A general demonstration would require using advanced concepts in Maxwell's theory, so I will follow your suggestion of giving a demonstration for a spherical capacitor.

Consider a hollow sphere of radius $R$ with a charge $Q$ uniformly distributed on the surface. This can be regarded as a spherical capacitor, with the second conductor of infinte radius, so the capacity is just $C=4\pi\varepsilon_0 R$, and the energy stored in the capacitor is $U=\frac{Q^2}{2C} = \frac{Q^2}{8\pi\varepsilon_0R}$.

Now, the electric field generated by this configuration is just $0$ inside the sphere, and follows Coulomb's law outside, so it has a modulus $E=\frac{Q}{4\pi\varepsilon_0 r^2}$ on a generic point at distance $r>R$ from the center. As you can see, this is not uniform, as it depends on $r$, so different points have a different energy density; however, all the points on spherical shells of radius $r$ have the same energy densities. If you want to compute the total energy, you have to

1. compute the energy on a given spherical shell of radius $r$

2. sum up the contributions of all the spherical shells.

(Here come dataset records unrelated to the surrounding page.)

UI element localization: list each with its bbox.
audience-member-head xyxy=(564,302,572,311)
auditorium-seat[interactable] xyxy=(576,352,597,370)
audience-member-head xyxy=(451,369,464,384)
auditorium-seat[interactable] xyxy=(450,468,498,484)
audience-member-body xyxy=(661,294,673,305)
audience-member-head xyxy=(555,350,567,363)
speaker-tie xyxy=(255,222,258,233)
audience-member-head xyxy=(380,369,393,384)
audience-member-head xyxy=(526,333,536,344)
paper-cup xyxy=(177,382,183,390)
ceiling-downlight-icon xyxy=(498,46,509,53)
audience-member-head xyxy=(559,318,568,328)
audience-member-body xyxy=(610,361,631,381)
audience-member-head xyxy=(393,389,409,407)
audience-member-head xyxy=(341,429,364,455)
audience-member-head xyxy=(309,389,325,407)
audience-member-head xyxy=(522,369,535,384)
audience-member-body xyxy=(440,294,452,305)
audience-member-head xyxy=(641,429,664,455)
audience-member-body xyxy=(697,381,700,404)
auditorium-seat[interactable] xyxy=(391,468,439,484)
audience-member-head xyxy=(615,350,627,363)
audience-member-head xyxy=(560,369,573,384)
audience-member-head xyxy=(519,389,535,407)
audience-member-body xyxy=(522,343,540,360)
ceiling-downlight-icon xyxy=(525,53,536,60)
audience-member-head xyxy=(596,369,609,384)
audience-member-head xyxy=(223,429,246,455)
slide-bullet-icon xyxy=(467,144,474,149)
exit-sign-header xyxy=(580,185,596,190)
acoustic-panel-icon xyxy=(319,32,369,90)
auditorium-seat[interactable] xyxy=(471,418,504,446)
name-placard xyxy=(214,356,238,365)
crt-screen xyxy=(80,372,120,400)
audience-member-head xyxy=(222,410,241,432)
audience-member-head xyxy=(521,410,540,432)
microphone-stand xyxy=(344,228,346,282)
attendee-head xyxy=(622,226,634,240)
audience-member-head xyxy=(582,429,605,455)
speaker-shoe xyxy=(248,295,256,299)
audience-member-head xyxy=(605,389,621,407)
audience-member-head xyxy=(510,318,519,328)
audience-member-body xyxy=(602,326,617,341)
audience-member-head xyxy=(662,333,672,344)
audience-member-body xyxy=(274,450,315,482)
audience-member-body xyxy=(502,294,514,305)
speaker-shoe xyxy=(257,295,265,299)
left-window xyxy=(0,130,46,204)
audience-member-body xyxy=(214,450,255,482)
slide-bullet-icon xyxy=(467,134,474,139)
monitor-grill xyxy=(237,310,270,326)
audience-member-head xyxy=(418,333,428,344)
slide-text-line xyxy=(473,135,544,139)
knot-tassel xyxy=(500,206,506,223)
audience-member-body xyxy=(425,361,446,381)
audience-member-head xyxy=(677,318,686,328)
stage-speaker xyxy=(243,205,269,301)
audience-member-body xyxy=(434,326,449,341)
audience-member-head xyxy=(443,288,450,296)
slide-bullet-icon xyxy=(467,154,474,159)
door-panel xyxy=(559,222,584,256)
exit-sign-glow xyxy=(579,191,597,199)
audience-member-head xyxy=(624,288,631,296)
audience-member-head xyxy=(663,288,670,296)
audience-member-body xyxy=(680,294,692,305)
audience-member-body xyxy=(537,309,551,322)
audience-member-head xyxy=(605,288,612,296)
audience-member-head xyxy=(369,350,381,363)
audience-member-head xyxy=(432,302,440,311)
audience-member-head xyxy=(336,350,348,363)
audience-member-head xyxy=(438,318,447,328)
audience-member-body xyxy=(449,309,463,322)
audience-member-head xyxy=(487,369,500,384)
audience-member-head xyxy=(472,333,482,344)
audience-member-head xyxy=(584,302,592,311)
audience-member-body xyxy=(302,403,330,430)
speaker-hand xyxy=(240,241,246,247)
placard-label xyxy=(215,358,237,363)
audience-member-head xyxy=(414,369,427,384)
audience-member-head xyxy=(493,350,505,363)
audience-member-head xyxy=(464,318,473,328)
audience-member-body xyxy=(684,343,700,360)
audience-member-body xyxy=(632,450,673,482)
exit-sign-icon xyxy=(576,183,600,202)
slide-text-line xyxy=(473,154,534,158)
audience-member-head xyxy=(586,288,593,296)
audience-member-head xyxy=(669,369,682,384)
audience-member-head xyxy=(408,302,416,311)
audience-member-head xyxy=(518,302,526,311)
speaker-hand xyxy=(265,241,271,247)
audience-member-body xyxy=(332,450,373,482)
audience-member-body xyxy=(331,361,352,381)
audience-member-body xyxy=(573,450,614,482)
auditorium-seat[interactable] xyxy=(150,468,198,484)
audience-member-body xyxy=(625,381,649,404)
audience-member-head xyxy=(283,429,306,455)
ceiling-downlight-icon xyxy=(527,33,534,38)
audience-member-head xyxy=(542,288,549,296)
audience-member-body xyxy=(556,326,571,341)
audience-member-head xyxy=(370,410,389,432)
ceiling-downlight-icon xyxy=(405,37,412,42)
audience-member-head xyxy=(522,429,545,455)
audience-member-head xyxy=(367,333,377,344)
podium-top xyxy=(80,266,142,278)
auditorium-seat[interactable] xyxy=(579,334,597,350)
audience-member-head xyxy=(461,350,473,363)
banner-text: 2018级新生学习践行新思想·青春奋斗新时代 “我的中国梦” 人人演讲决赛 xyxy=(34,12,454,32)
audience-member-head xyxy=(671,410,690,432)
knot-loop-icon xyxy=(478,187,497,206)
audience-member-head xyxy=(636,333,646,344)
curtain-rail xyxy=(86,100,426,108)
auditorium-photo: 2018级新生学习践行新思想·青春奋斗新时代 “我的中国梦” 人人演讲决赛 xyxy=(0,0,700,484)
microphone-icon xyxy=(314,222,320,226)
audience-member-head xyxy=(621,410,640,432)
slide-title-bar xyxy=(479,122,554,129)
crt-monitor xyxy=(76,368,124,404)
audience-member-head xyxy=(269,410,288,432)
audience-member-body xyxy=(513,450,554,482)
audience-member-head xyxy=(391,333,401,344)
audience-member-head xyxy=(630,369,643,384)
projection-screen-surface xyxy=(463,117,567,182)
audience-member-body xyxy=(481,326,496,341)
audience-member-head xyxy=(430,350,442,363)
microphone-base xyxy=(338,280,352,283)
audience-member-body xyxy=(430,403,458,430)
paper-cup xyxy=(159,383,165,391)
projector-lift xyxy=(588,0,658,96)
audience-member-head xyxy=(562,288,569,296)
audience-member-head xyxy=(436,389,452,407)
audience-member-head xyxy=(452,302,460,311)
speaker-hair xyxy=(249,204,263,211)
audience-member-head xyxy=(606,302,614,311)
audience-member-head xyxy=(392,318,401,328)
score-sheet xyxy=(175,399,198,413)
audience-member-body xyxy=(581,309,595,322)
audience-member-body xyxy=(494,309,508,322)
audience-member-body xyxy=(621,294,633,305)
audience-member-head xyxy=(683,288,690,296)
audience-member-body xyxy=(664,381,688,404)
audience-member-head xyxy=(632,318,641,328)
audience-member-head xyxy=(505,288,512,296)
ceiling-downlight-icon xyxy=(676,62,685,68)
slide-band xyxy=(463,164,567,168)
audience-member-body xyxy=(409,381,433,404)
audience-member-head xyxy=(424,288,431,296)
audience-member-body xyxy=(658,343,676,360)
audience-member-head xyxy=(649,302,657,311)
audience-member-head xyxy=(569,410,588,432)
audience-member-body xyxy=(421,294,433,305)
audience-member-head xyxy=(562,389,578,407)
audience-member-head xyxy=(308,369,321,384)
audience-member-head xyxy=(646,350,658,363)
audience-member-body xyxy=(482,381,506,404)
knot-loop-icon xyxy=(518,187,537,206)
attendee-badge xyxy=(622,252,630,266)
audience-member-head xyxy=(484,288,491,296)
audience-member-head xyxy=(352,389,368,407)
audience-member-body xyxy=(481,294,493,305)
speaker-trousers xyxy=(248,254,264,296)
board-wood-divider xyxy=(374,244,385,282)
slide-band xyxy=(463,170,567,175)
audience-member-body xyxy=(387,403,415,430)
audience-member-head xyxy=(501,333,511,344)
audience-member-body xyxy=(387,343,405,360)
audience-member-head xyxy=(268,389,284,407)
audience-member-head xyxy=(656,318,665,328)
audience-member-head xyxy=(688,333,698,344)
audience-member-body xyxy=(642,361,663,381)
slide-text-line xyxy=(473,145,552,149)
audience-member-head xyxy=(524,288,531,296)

For point 1., you can just compute the volume $dV$ of a spherical shell of width $dr$ as volume of outer sphere minus volume of inner sphere: $$ dV = \frac{4}{3}\pi (r+dr)^3 - \frac{4}{3}\pi r^3 \approx 4\pi r^2 dr $$ where I have neglected terms like $dr^2$ or $dr^3$ which are very very small if $dr$ is small (our shell is in fact very thin!). The energy on this shell is finally $$ dU = \frac{\varepsilon_0}{2}E(r)^2 dV = \frac{\varepsilon_0}{2} \frac{Q^2}{16\pi^2\varepsilon_0^2 r^4} 4\pi r^2dr = \frac{Q^2}{8\pi \varepsilon_0 r^2}dr $$

For point 2 you need to know how to deal with integrals. They are essentially used to perform a sum of a given function for all the continuous values of the independent variable ($r$ in our case takes all the real values from $R$ to $\infty$). So the total energy is just $$ U = \int dU = \int_R^{\infty} \frac{Q^2}{8\pi\varepsilon_0 r^2} dr. $$ I assume you know how to deal with this, but if not, let me know and I can give more details. Solving this we get: $$ U=\frac{Q^2}{8\pi\varepsilon_0} \left[- \frac{1}{r} \right]_R^{\infty} = \frac{Q^2}{8\pi\varepsilon_0R}. $$ which is what we found from simple arguments above!